Je vois par le rétroviseur le regard inquiet et compatissant de Gianne. Je crois que je les saoule elle et Evans à leur poser cette question toutes les trente secondes.

- Comme toute à l'heure. Sa respiration est faible Kae, répond-elle le regard fixé sur son amie maintenant sa main sur le tissu qui recouvre sa plaie.

Elle me répond calmement même si je ressens son stresse peser sur le mien. Ma sœur tient énormément à cette fille. J'aimerai vraiment savoir comment elles se sont rencontrées ainsi que leur vécu avant d'être séparées par l'Institut.

Je serre les dents et le volant. Je n'aime pas du tout ce sentiment qui me submerge. J'ai l'impression que cette fille est ma perte. La culpabilité, la peur, la reconnaissance à son égard, l'inquiétude...je ne peux tout citer du contenu de cette vague d'émotions qui comprime mon cœur me faisant étrangement souffrir.

J'ai peur qu'il lui arrive quelque chose. Je suis terrifié à l'idée de la perdre elle aussi.

Une violente quinte de toux prend ma colocataire et je jette un coup d'œil au rétroviseur l'air grave.

- Fais chier! juré-je impuissant.

Tout ce que je peux faire, c'est de conduire le plus vite possible pour rejoindre le camp. Nous ne pouvons pas l'emmener à l'hôpital. Ça compliquerait encore plus la situation.

- R...roy, gémit-elle encore les yeux fermés.
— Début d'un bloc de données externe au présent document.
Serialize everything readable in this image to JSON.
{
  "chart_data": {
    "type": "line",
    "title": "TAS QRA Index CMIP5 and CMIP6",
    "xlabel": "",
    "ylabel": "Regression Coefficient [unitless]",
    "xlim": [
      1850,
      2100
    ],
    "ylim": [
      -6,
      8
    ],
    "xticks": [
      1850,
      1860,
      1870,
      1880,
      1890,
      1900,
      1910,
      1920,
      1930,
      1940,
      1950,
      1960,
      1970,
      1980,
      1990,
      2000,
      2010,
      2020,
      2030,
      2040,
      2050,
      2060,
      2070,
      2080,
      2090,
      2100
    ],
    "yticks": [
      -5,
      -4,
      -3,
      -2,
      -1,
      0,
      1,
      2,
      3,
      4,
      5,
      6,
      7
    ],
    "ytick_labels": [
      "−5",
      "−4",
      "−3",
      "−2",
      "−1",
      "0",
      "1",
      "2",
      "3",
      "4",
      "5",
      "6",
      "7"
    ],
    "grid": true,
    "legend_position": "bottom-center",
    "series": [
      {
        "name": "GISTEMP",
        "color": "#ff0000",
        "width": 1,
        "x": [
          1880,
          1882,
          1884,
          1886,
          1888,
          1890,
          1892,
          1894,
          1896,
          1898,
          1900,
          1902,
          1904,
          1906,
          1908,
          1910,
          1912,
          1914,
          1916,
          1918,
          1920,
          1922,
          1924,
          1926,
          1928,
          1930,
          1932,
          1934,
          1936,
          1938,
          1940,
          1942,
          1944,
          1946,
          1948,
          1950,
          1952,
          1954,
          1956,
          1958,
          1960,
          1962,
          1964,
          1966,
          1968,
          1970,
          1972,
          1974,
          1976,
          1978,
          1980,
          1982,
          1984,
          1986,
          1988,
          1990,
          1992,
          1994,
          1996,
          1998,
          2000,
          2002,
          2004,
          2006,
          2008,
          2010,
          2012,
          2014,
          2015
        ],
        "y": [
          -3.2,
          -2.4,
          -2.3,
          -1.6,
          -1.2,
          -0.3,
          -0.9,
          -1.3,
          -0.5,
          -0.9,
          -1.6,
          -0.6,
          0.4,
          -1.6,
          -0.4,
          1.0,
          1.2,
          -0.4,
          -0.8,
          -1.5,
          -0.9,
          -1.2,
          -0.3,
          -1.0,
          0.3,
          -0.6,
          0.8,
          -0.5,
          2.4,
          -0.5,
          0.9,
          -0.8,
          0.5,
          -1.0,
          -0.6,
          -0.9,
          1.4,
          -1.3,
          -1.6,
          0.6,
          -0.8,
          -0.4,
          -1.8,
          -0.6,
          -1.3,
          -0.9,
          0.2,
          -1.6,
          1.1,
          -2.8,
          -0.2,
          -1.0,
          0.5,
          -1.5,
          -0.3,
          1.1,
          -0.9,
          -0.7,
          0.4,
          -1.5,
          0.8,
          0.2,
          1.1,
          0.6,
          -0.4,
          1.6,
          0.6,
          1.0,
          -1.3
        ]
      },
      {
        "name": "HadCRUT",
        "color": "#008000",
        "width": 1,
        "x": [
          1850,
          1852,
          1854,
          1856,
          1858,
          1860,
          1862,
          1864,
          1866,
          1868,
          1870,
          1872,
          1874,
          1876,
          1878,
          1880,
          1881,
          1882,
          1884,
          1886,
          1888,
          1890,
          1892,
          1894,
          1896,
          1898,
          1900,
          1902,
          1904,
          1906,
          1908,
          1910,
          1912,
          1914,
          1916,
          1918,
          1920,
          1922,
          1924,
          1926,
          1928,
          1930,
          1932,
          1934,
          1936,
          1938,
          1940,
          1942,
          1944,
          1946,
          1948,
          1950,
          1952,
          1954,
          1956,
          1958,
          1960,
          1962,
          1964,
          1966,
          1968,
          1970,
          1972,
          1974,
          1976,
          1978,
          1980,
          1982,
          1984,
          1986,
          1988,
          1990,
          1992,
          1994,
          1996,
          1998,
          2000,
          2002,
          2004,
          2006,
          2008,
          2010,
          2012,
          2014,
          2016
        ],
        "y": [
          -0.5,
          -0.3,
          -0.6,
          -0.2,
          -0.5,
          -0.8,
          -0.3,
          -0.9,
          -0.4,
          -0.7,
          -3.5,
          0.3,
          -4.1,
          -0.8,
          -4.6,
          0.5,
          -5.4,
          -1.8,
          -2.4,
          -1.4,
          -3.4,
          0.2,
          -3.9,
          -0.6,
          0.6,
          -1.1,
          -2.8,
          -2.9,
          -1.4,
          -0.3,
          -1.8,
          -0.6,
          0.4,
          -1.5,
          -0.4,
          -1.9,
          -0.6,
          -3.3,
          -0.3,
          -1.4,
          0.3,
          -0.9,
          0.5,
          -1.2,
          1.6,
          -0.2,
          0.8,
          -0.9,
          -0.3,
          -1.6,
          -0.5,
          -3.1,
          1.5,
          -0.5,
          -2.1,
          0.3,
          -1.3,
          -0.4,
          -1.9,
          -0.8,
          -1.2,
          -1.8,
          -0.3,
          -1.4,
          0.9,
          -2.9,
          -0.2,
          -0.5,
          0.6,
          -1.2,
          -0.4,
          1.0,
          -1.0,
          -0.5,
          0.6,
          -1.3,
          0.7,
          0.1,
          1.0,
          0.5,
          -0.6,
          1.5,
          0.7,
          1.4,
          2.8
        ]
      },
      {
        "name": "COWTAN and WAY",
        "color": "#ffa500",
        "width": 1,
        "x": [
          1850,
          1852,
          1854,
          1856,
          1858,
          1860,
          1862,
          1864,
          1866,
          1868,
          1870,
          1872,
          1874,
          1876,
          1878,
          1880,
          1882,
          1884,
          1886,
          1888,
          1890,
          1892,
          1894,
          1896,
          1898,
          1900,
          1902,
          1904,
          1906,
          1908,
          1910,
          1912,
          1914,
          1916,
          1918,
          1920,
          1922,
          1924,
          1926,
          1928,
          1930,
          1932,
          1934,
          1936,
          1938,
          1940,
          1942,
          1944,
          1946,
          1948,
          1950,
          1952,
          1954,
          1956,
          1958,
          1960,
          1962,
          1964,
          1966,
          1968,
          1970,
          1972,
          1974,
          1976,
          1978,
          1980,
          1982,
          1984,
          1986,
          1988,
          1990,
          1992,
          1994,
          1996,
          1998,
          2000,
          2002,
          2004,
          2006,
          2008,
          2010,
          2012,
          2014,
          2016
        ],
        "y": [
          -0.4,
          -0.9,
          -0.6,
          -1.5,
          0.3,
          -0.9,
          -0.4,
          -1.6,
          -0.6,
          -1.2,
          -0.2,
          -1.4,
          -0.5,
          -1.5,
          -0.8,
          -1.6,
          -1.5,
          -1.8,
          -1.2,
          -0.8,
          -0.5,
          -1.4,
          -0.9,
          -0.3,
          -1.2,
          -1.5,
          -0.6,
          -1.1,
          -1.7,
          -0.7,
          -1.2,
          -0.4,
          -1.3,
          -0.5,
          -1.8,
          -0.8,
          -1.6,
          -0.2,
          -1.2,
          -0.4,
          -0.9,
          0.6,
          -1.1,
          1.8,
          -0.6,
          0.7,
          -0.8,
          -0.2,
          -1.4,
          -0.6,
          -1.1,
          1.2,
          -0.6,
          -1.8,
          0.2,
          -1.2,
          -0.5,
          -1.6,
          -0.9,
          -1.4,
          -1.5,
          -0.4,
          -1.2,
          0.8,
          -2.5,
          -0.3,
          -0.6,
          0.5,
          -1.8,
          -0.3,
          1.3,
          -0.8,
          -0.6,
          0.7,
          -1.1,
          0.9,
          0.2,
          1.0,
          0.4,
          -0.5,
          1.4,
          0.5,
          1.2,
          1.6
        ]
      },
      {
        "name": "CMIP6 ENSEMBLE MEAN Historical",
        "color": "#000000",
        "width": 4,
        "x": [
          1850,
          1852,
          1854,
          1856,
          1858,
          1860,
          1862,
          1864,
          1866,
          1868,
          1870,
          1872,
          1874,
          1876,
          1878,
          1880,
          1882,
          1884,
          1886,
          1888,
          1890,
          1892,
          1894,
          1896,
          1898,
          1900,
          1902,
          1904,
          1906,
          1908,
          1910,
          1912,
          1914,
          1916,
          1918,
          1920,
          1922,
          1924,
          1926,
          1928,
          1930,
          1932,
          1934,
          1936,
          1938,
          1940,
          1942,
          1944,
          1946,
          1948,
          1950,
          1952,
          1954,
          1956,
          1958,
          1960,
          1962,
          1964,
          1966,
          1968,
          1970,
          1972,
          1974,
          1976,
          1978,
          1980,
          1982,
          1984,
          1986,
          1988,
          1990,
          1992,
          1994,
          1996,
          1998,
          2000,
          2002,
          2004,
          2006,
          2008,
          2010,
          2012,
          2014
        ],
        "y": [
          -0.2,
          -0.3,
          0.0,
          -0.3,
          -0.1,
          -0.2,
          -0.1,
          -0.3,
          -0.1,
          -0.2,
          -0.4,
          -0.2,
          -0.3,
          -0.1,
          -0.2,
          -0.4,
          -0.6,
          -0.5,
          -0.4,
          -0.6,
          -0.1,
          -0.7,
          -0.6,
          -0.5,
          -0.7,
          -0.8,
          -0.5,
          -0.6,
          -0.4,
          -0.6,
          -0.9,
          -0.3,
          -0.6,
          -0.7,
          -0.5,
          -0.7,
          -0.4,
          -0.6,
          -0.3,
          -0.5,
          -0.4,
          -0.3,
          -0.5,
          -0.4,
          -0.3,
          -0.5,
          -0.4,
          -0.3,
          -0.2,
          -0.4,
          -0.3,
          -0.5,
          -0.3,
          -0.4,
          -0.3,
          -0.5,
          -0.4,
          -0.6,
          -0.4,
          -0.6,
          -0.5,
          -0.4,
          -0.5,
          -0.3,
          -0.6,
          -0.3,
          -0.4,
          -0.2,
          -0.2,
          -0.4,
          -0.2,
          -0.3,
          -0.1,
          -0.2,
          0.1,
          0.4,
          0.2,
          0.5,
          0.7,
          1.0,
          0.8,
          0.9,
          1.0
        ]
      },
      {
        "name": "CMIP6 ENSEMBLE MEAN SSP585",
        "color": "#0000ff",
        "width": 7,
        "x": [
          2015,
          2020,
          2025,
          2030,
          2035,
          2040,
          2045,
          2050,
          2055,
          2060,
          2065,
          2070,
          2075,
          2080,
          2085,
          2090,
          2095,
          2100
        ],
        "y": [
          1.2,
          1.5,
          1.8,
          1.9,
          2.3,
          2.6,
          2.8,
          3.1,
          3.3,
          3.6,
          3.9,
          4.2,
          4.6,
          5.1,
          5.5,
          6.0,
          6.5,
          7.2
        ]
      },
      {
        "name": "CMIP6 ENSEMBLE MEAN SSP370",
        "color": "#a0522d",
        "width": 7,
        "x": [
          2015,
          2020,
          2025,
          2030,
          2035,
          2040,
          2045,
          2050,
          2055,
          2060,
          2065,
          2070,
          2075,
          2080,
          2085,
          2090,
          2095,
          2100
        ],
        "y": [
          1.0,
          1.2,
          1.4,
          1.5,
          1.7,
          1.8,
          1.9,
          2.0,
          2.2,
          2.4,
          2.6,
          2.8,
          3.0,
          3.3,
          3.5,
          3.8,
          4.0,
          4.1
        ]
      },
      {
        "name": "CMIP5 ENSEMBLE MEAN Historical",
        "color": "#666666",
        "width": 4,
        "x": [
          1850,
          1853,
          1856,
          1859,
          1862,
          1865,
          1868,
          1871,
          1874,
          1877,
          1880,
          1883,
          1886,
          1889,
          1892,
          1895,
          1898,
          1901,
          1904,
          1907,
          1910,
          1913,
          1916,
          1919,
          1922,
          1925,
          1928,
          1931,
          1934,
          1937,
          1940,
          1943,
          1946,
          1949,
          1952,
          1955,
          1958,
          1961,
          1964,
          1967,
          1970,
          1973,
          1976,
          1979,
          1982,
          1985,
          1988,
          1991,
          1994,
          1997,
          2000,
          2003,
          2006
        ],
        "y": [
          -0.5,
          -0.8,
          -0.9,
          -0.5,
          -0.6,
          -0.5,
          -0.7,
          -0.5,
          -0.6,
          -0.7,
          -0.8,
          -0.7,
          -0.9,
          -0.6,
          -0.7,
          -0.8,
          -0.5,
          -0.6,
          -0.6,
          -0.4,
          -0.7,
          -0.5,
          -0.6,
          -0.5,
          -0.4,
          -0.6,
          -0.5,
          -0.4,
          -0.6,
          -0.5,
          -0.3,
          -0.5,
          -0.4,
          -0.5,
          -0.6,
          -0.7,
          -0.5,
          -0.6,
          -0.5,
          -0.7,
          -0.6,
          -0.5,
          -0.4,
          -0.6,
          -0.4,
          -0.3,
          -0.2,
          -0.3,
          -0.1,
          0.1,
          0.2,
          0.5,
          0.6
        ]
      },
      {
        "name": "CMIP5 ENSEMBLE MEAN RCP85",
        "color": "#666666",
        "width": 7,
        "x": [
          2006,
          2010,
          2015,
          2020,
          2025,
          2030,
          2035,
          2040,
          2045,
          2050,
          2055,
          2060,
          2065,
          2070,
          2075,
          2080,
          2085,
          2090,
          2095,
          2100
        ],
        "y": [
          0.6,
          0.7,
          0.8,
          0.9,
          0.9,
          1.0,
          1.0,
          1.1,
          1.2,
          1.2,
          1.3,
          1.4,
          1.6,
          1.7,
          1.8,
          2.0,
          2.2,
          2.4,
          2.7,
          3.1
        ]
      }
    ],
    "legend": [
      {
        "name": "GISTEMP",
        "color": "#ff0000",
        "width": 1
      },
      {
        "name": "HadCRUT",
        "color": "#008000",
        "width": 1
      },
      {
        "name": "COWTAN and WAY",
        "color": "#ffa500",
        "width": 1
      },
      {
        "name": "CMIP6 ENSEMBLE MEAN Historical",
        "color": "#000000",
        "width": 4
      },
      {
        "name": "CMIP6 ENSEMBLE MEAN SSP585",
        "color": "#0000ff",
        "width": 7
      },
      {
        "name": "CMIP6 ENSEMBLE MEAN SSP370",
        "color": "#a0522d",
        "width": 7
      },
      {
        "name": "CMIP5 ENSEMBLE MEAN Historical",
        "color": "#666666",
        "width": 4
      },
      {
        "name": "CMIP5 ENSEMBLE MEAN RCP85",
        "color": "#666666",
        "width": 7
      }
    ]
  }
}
Evans, Gianne et moi nous lançons des regards perdus. Qui ça peut être ce putain de mec dont le nom ne fait qu'être prononcé par ma colocataire ? Peut-être son petit ami? Si oui pourquoi s'amuserait-elle avec Saige?
Cette fille est tout un mystère à elle seule. D'un autre côté, je dois avouer que l'entendre prononcer ce prénom à tout bout de champ me met dans une colère infondée. Je manque de me prendre une satanée pierre en plein dans la roue. Je vire hâtivement ce qui me vaut un regard réprobateur de la part de Gianne. Qui ça peut être ? Ma sœur ne peut le savoir, évidemment ! Je ne cesse de me demander pourquoi depuis le premier jour que j'ai posé mes yeux sur ma colocataire, je perds le contrôle. Mon corps ne se laisse plus commandé par mon cerveau et mon cœur, cet enfoiré s'affole comme les filles dans les films d'horreur.